Humira is protected by a large number of patents, including patents on the drug itself, its manufacturing process, and its use in various indications. This “patent thicket” has been used by AbbVie to extend the drug’s market exclusivity and delay the entry of biosimilars.
What are the issues related to competition and entry by biosimilars?
The large number of patents surrounding Humira has made it difficult for biosimilar manufacturers to enter the market.

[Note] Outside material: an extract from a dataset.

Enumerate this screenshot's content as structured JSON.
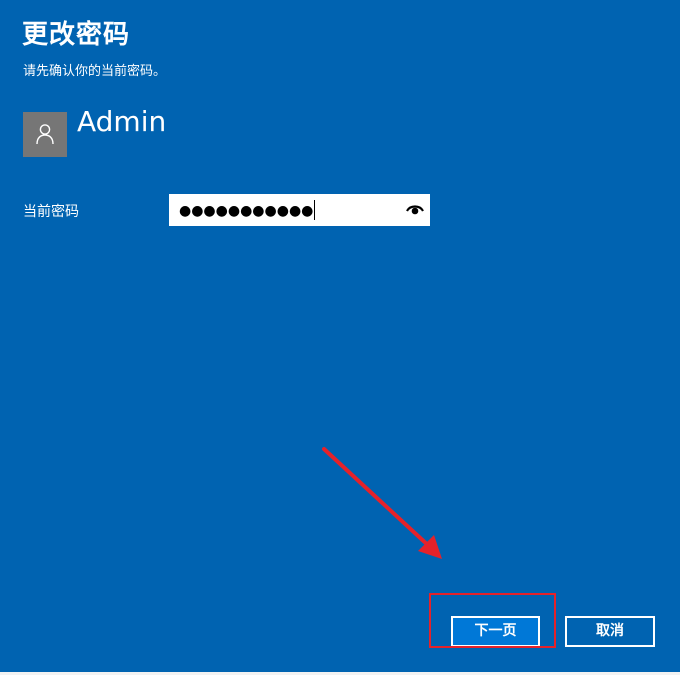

Even after the expiration of the main patent on Humira in 2016, AbbVie has used its patent portfolio to delay the launch of biosimilars in the U.S. until 2023.
When was Amgen’s biosimilar entry?
Amgen’s biosimilar adalimumab-atto, Amjevita, was approved by the FDA in September 2016, but due to patent litigation and a settlement agreement with AbbVie, it was not launched in the U.S. until January 2023.
Briefly describe, with examples and numbers, the magnitude of the cost problems faced by the US healthcare system with Humira.
Humira is one of the most expensive drugs in the U.S., with a typical patient cost between 2,600 per month. The high cost of Humira has contributed to rising healthcare spending in the U.S., and has made it difficult for many patients to access this important treatment option.
Did the initial cost problems created by Humira for the US healthcare system change over subsequent years?
Yes, the cost problems associated with Humira have increased over time, as AbbVie has steadily raised the price of the drug. In 2012, Humira cost about 38,000 per year.
What are the main reasons for the changes in Humira’s cost over time?
The main reason for the increase in Humira’s cost over time is AbbVie’s pricing strategy, which has involved regular price hikes, often exceeding the rate of inflation. Additionally, AbbVie has used its patent portfolio to delay the entry of biosimilars, which could have helped to lower the price of the drug.